God’s love is wide enough to embrace the entire world. Every tribe, tongue, and nation is included in his redemptive plan. There’s no one too far, too broken, or too different.

Jesus modeled this wide love. He touched lepers, dined with outcasts, welcomed sinners, and also told the truth. And now we’re called to do the same: to love widely, beyond comfort zones, church walls, and cultural boundaries.

Love that is real is always backed by action. And God didn’t just speak love from heaven, he gave his Son.

The cross is the ultimate expression of love’s length. Jesus didn’t just teach and perform miracles. He laid down his life. At St. Paul’s Cathedral in London, there’s a life-size statue of the crucified Christ with this inscription: “This is how God loved the world.”

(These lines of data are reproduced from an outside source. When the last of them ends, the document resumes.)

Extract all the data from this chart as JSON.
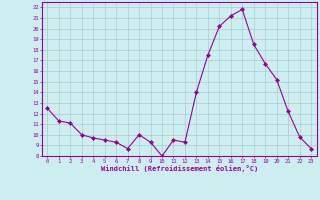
{
  "x": [
    0,
    1,
    2,
    3,
    4,
    5,
    6,
    7,
    8,
    9,
    10,
    11,
    12,
    13,
    14,
    15,
    16,
    17,
    18,
    19,
    20,
    21,
    22,
    23
  ],
  "y": [
    12.5,
    11.3,
    11.1,
    10.0,
    9.7,
    9.5,
    9.3,
    8.7,
    10.0,
    9.3,
    8.0,
    9.5,
    9.3,
    14.0,
    17.5,
    20.2,
    21.2,
    21.8,
    18.5,
    16.7,
    15.2,
    12.2,
    9.8,
    8.7
  ],
  "line_color": "#990099",
  "marker": "D",
  "marker_size": 2,
  "bg_color": "#cceeee",
  "grid_color": "#aacccc",
  "xlabel": "Windchill (Refroidissement éolien,°C)",
  "xlabel_color": "#990099",
  "tick_color": "#990099",
  "spine_color": "#990099",
  "ylim": [
    8,
    22.5
  ],
  "yticks": [
    8,
    9,
    10,
    11,
    12,
    13,
    14,
    15,
    16,
    17,
    18,
    19,
    20,
    21,
    22
  ],
  "xlim": [
    -0.5,
    23.5
  ],
  "xticks": [
    0,
    1,
    2,
    3,
    4,
    5,
    6,
    7,
    8,
    9,
    10,
    11,
    12,
    13,
    14,
    15,
    16,
    17,
    18,
    19,
    20,
    21,
    22,
    23
  ]
}
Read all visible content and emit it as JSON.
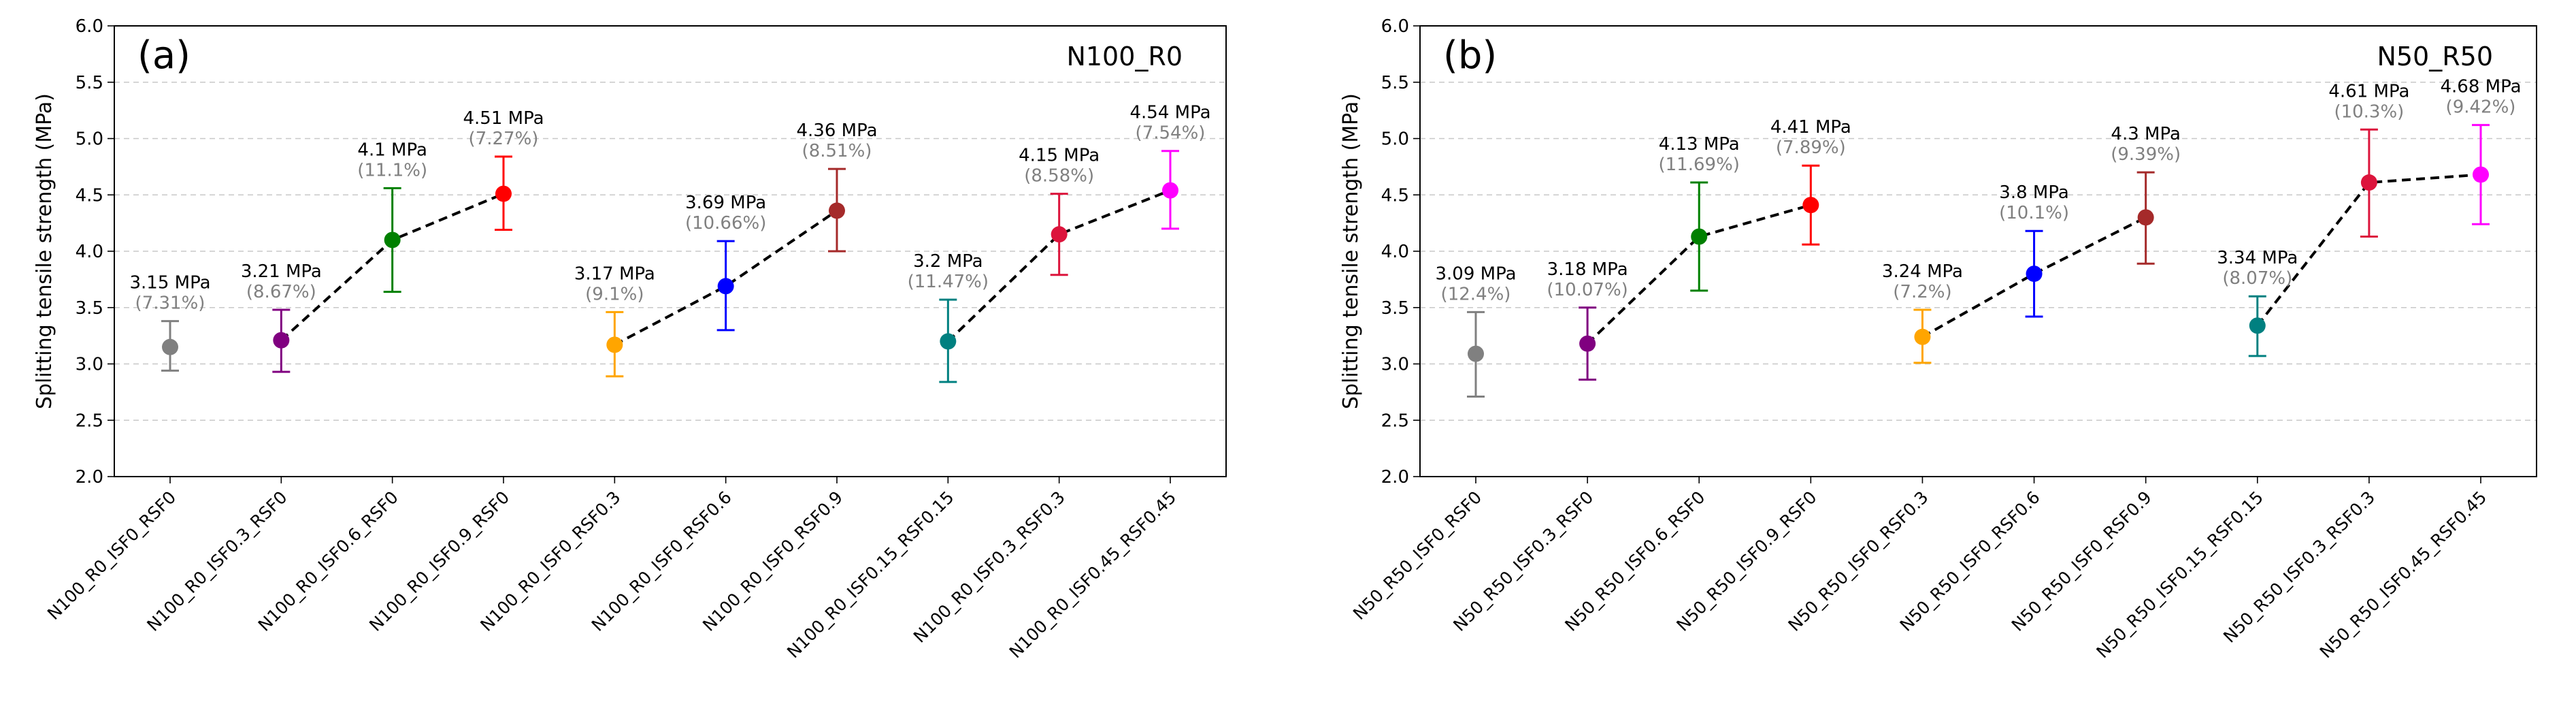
{
  "chart_data": [
    {
      "type": "scatter",
      "panel_label": "(a)",
      "corner_label": "N100_R0",
      "title": "",
      "xlabel": "",
      "ylabel": "Splitting tensile strength (MPa)",
      "ylim": [
        2.0,
        6.0
      ],
      "yticks": [
        "2.0",
        "2.5",
        "3.0",
        "3.5",
        "4.0",
        "4.5",
        "5.0",
        "5.5",
        "6.0"
      ],
      "grid": "y-dashed",
      "categories": [
        "N100_R0_ISF0_RSF0",
        "N100_R0_ISF0.3_RSF0",
        "N100_R0_ISF0.6_RSF0",
        "N100_R0_ISF0.9_RSF0",
        "N100_R0_ISF0_RSF0.3",
        "N100_R0_ISF0_RSF0.6",
        "N100_R0_ISF0_RSF0.9",
        "N100_R0_ISF0.15_RSF0.15",
        "N100_R0_ISF0.3_RSF0.3",
        "N100_R0_ISF0.45_RSF0.45"
      ],
      "values": [
        3.15,
        3.21,
        4.1,
        4.51,
        3.17,
        3.69,
        4.36,
        3.2,
        4.15,
        4.54
      ],
      "err_low": [
        2.94,
        2.93,
        3.64,
        4.19,
        2.89,
        3.3,
        4.0,
        2.84,
        3.79,
        4.2
      ],
      "err_high": [
        3.38,
        3.48,
        4.56,
        4.84,
        3.46,
        4.09,
        4.73,
        3.57,
        4.51,
        4.89
      ],
      "value_labels": [
        "3.15 MPa",
        "3.21 MPa",
        "4.1 MPa",
        "4.51 MPa",
        "3.17 MPa",
        "3.69 MPa",
        "4.36 MPa",
        "3.2 MPa",
        "4.15 MPa",
        "4.54 MPa"
      ],
      "cov_labels": [
        "(7.31%)",
        "(8.67%)",
        "(11.1%)",
        "(7.27%)",
        "(9.1%)",
        "(10.66%)",
        "(8.51%)",
        "(11.47%)",
        "(8.58%)",
        "(7.54%)"
      ],
      "colors": [
        "#808080",
        "#800080",
        "#008000",
        "#ff0000",
        "#ffa500",
        "#0000ff",
        "#a52a2a",
        "#008080",
        "#dc143c",
        "#ff00ff"
      ],
      "dashed_groups": [
        [
          1,
          2,
          3
        ],
        [
          4,
          5,
          6
        ],
        [
          7,
          8,
          9
        ]
      ]
    },
    {
      "type": "scatter",
      "panel_label": "(b)",
      "corner_label": "N50_R50",
      "title": "",
      "xlabel": "",
      "ylabel": "Splitting tensile strength (MPa)",
      "ylim": [
        2.0,
        6.0
      ],
      "yticks": [
        "2.0",
        "2.5",
        "3.0",
        "3.5",
        "4.0",
        "4.5",
        "5.0",
        "5.5",
        "6.0"
      ],
      "grid": "y-dashed",
      "categories": [
        "N50_R50_ISF0_RSF0",
        "N50_R50_ISF0.3_RSF0",
        "N50_R50_ISF0.6_RSF0",
        "N50_R50_ISF0.9_RSF0",
        "N50_R50_ISF0_RSF0.3",
        "N50_R50_ISF0_RSF0.6",
        "N50_R50_ISF0_RSF0.9",
        "N50_R50_ISF0.15_RSF0.15",
        "N50_R50_ISF0.3_RSF0.3",
        "N50_R50_ISF0.45_RSF0.45"
      ],
      "values": [
        3.09,
        3.18,
        4.13,
        4.41,
        3.24,
        3.8,
        4.3,
        3.34,
        4.61,
        4.68
      ],
      "err_low": [
        2.71,
        2.86,
        3.65,
        4.06,
        3.01,
        3.42,
        3.89,
        3.07,
        4.13,
        4.24
      ],
      "err_high": [
        3.46,
        3.5,
        4.61,
        4.76,
        3.48,
        4.18,
        4.7,
        3.6,
        5.08,
        5.12
      ],
      "value_labels": [
        "3.09 MPa",
        "3.18 MPa",
        "4.13 MPa",
        "4.41 MPa",
        "3.24 MPa",
        "3.8 MPa",
        "4.3 MPa",
        "3.34 MPa",
        "4.61 MPa",
        "4.68 MPa"
      ],
      "cov_labels": [
        "(12.4%)",
        "(10.07%)",
        "(11.69%)",
        "(7.89%)",
        "(7.2%)",
        "(10.1%)",
        "(9.39%)",
        "(8.07%)",
        "(10.3%)",
        "(9.42%)"
      ],
      "colors": [
        "#808080",
        "#800080",
        "#008000",
        "#ff0000",
        "#ffa500",
        "#0000ff",
        "#a52a2a",
        "#008080",
        "#dc143c",
        "#ff00ff"
      ],
      "dashed_groups": [
        [
          1,
          2,
          3
        ],
        [
          4,
          5,
          6
        ],
        [
          7,
          8,
          9
        ]
      ]
    }
  ]
}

In a culture where the word “love” in many ways lost its meaning. John puts it this way: “This is how we know what love is: Jesus Christ laid down his life for us.” (1 John 3:16) If we claim to love others, it has to show. In our marriages. Our parenting. Our friendships. Love isn’t just what we say, it’s what we do.

Jesus didn’t say “whoever never messes up” or “whoever is good enough.” Just, whoever believes. That’s the depth of God’s love. It reaches to the lowest places and the darkest pits.

Have you ever felt too far gone? Too broken? Too ashamed? God’s love dives deep enough to find you there. Isaiah 38:17 says, “In love you have delivered my life from the pit of destruction, for you have cast all my sins behind your back.”

God doesn’t hold your failures in front of your face. He casts them behind His back. That means you don’t have to live in guilt and shame. If you’re in a pit right now, take heart. He’s the God who meets you there, and lifts you out.

Here’s the high point: eternal life with Jesus! His love doesn’t just pull us out of sin, it lifts us into glory.

But this isn’t only a future hope, it’s a present reality.
Ephesians 2:6 tells us, “God raised us up with Christ and seated us with him in the heavenly realms.”

Did you catch that? Seated—past tense. Spiritually speaking, you’re already lifted and secured. The height of God’s love means your future is settled, your present is shaped by grace, and your identity is rooted in heavenly reality.

Paul says this love surpasses knowledge, it goes beyond what you or I can grasp. But in Jesus, we get the clearest picture of it. His love isn’t something to calculate or quantify, it’s something to receive.

John 3:16 says it best: “For God so loved the world that he gave his one and only Son,
that whoever believes in him shall not perish but have eternal life.”